Monday, 19 November 2018
The Publicity Stunts - Episode 42
It’s late afternoon and Gaynor’s stood at the bar at the Dog & Gun, chatting with Mike the landlord. ‘So Gaynor’ says Mike,‘now you’ve finished school, what are you going to do? Secretarial college? You know, I can always find you some shifts here at the pub, if you want?’ ‘Thanks Mike, but I’m going down the pit with the lads, that’s the sort of life I crave, action, adventure, and a fancy hat with a light on it,’ she smiles, modelling an imaginary miner’s helmet. ‘Eer, Gaynor,’ starts Mike, ‘all the collieries for miles closed ages ago kidda, you need a plan B?’ ‘Well the Navy then’ suggests Gaynor, ‘maybe the Marines, a real spit in your eye, grit in your belly type of life Mike, see the world, fight the Bosch, y’know?’ ‘Sounds, pretty much what I expected Gaynor,’ replies Mike, ‘I know Paul and the vicar will miss you, another Cheeky Vimeo love?’ ‘Yeh, thanks Mike and a cider please, I’m sure the local losers will find a new altar to pray at soon enough.
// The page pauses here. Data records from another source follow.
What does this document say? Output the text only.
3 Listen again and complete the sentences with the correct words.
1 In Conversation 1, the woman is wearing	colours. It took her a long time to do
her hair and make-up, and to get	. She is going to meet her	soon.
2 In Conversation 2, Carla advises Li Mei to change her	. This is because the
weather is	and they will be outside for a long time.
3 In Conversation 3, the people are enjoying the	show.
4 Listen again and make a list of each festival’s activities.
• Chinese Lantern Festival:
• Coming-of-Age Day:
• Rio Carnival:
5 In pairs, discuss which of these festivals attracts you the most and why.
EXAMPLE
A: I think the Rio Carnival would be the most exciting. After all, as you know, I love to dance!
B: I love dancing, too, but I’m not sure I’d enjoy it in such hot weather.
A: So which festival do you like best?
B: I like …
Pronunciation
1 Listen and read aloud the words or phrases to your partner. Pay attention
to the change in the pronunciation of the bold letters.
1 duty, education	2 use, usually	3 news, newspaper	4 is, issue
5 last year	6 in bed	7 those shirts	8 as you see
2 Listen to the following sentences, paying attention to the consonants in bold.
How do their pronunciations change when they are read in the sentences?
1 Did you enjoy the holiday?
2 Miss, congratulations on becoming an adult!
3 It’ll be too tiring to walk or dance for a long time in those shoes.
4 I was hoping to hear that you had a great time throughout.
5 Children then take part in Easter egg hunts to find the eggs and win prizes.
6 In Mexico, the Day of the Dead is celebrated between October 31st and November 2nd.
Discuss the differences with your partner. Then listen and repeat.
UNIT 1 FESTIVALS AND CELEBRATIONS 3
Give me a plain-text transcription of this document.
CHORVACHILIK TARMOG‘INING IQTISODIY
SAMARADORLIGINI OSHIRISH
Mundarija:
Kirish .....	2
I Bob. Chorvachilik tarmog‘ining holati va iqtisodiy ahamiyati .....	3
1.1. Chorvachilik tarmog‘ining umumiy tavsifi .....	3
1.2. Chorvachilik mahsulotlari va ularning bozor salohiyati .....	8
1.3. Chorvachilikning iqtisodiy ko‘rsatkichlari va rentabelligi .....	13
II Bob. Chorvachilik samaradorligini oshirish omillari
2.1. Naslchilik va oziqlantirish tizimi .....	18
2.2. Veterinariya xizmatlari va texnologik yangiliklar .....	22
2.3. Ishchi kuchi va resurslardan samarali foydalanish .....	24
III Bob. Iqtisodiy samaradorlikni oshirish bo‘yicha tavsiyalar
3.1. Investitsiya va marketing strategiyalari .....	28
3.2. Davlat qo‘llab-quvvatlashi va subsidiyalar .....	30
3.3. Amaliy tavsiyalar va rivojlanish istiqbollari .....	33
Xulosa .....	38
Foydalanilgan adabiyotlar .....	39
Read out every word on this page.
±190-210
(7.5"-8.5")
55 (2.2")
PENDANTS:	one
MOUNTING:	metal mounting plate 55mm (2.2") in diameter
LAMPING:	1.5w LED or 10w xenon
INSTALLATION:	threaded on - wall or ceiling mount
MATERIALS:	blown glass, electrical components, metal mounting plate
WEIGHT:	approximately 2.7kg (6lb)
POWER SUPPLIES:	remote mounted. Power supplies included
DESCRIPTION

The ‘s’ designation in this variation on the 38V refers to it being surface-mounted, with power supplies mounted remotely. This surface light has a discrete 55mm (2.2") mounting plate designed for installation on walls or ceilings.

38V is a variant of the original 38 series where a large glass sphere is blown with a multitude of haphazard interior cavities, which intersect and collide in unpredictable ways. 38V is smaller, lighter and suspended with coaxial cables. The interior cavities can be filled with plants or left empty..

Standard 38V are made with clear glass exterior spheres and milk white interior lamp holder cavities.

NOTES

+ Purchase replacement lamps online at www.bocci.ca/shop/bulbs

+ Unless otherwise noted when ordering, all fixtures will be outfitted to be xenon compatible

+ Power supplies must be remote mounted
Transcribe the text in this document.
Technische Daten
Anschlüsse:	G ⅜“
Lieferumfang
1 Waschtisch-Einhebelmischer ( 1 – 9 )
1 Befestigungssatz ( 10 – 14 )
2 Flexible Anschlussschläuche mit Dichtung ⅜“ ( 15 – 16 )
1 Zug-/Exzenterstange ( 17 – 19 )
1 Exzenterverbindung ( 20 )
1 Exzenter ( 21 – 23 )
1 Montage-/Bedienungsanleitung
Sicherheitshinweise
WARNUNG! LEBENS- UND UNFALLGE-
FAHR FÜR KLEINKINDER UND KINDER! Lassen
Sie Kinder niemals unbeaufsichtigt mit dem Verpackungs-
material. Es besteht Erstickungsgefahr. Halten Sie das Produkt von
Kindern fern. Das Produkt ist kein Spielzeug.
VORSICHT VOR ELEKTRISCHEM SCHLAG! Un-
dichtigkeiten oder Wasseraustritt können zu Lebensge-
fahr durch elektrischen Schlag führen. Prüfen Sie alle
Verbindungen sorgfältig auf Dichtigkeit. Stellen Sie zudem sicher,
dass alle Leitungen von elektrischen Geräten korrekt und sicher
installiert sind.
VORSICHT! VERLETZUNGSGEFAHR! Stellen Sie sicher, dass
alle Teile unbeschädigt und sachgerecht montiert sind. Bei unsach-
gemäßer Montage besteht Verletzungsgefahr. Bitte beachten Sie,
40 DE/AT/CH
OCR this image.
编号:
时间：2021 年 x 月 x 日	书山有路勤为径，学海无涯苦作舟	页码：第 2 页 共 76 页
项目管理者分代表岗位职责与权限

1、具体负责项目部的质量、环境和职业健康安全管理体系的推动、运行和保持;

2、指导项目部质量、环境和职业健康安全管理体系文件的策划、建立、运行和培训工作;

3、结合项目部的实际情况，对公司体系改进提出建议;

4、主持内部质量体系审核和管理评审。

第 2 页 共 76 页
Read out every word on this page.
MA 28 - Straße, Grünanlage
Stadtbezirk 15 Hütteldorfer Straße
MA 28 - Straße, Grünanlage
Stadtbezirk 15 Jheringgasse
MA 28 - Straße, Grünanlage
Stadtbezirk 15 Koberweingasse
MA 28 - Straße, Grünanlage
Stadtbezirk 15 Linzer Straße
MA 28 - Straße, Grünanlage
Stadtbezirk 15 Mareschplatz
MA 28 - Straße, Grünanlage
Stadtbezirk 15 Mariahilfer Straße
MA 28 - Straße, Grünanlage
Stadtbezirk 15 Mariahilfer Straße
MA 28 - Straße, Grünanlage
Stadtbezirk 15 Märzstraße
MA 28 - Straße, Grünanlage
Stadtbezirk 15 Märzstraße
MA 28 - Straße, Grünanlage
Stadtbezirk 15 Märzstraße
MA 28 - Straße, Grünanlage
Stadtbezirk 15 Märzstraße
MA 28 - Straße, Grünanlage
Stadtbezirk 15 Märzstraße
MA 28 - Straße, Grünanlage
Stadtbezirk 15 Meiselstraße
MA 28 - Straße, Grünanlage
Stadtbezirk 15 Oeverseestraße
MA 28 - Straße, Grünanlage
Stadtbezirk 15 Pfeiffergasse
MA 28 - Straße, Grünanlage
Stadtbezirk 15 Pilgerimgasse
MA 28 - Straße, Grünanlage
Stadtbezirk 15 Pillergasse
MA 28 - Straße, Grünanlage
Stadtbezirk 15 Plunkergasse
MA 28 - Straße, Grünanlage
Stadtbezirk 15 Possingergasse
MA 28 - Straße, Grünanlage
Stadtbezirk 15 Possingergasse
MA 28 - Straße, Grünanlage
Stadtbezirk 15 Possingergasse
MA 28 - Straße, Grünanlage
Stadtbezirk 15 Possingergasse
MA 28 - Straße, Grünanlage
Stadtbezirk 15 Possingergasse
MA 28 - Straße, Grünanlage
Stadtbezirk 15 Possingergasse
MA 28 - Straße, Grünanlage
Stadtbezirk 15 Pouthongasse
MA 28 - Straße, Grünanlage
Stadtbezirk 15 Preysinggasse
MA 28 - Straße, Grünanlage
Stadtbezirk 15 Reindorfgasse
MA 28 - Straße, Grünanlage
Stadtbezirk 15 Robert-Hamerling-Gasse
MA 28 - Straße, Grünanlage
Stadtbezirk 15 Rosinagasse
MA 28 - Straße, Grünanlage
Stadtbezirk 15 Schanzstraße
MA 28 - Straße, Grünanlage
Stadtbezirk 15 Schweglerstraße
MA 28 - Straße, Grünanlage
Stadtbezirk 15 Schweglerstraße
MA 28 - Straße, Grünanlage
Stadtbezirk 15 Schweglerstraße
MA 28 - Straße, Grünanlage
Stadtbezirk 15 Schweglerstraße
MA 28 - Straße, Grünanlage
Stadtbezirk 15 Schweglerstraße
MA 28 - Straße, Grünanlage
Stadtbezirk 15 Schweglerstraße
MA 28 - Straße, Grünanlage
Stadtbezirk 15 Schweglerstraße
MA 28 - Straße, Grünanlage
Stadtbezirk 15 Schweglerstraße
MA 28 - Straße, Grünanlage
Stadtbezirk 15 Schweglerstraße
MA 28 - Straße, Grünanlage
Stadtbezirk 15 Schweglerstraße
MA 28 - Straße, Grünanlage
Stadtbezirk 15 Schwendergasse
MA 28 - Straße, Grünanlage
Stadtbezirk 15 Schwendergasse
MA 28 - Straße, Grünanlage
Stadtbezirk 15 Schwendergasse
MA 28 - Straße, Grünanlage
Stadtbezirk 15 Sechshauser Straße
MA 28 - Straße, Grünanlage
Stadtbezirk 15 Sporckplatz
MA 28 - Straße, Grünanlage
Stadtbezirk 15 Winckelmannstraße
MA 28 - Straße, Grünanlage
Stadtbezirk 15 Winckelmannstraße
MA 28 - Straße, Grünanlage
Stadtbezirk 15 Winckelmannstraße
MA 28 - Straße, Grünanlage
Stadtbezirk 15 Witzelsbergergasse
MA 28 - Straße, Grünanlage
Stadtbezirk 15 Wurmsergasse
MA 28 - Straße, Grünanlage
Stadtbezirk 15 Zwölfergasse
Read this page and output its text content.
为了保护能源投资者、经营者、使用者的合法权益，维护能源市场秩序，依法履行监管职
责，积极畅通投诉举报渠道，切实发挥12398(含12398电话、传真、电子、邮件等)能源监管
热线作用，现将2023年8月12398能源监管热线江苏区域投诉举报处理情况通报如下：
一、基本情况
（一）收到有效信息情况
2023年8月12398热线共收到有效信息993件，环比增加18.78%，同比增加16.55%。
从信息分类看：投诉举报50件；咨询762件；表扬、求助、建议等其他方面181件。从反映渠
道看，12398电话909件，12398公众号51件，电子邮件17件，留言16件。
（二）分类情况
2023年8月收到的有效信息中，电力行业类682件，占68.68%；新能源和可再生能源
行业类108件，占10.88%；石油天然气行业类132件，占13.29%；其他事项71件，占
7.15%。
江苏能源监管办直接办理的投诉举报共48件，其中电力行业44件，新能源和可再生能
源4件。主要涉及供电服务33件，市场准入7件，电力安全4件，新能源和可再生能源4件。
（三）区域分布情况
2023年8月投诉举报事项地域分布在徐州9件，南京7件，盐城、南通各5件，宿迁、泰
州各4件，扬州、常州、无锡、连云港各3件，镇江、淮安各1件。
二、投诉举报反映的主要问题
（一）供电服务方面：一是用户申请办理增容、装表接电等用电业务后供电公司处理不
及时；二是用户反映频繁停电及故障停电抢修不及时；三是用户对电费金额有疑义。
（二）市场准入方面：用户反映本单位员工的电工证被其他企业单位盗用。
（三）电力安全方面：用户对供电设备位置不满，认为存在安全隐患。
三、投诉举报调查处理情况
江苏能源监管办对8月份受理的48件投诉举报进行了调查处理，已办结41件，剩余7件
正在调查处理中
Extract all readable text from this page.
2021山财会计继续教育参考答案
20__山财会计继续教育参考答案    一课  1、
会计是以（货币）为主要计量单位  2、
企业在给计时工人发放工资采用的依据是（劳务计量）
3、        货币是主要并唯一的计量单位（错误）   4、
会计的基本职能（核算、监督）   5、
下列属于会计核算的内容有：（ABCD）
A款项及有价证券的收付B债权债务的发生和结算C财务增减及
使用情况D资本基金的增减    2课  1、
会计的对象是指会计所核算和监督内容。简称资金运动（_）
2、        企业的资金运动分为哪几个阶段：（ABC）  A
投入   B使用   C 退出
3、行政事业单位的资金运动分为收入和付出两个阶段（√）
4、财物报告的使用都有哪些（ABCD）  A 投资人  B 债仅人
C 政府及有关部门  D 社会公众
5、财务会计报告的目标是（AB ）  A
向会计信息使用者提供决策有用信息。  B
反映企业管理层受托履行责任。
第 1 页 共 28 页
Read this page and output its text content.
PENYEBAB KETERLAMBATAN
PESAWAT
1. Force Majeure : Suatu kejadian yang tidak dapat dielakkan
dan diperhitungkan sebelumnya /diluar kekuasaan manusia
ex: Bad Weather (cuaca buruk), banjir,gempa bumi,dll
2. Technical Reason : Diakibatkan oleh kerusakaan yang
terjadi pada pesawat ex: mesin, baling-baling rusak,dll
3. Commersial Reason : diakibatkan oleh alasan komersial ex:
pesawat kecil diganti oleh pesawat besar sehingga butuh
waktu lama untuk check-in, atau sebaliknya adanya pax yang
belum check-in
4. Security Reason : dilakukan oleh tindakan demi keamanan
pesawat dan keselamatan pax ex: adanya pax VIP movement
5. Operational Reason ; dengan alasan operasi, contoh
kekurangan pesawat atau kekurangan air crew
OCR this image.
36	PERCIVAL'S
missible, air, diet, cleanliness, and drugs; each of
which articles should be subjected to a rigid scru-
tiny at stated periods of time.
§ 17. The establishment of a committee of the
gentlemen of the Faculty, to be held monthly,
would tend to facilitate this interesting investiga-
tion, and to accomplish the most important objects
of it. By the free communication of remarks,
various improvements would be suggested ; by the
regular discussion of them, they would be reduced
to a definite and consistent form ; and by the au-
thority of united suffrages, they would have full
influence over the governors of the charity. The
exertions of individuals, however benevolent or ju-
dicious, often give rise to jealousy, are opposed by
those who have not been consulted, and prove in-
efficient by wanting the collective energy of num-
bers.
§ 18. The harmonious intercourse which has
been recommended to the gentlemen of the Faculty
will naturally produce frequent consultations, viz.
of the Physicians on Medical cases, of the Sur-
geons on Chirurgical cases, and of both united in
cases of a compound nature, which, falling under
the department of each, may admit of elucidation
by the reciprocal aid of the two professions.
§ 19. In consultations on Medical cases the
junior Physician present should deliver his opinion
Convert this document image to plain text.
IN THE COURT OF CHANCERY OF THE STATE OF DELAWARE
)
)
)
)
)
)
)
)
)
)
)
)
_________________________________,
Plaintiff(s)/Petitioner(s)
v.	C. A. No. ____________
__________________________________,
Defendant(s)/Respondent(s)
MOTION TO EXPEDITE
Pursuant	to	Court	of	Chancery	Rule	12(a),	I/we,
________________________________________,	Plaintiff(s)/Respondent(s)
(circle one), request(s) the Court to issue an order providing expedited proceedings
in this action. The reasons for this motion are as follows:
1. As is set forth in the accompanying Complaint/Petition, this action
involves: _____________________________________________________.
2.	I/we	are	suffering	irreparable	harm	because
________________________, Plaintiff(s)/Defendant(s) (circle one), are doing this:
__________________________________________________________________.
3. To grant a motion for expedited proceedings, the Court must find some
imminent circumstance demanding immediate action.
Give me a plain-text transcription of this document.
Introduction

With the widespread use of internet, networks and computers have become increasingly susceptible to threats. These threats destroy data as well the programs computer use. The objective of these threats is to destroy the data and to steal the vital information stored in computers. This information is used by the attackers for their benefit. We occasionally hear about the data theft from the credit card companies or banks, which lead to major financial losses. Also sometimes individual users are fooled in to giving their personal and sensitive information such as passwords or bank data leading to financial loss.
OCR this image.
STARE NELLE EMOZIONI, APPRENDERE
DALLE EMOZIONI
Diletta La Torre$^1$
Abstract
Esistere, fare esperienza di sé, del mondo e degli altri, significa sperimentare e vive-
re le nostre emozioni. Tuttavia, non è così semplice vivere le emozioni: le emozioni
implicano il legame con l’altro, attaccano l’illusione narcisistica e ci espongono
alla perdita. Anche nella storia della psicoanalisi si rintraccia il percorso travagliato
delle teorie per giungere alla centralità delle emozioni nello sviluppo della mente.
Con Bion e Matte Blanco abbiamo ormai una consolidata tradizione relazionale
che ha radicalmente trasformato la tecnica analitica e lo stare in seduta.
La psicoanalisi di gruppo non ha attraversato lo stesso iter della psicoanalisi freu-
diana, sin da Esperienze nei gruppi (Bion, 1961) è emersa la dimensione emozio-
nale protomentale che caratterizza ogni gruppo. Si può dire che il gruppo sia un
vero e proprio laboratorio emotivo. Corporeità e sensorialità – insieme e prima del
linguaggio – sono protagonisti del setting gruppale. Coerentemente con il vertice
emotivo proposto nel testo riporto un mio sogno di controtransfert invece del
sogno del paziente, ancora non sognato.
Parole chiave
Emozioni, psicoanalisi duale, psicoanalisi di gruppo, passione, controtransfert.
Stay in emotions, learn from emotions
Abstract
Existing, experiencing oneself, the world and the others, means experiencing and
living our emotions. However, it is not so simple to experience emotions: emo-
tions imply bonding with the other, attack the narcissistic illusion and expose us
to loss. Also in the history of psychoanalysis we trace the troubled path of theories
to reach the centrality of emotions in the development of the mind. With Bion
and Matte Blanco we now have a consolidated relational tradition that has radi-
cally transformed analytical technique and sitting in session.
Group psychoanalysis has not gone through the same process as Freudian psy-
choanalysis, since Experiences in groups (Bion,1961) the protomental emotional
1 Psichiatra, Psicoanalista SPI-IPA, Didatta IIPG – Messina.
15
Better take for two Cheeky’s Mike, Pixie’s on her way,’ she looks at a message from leggy pop goddess, Pixie Lott. Pixie arrives out of breathe, closely followed by the local vicar, ‘That dick like!’ she indicates to the grinning clergyman, catching her breath, ‘has just chased me down the pissing high street init, begging me to take him back like, I mean, as if, eewwww init.’ ‘How did it go down the labour exchange?’ enquires Gaynor, winking at the vicar handing him a pint. ‘It’s nights like packing at the sausage factory init, or part time at Kwik Save like.’ ‘Well, they won’t have me back at Kwiky’ states Gaynor, ‘so it’s sausages for tea’ she laughs ‘JUST UNTIL, we’re accepted by the Marines, eh Pixie?’ ‘Init’ says Pixie quietly, looking at her nails and glancing at Mike and the vicar.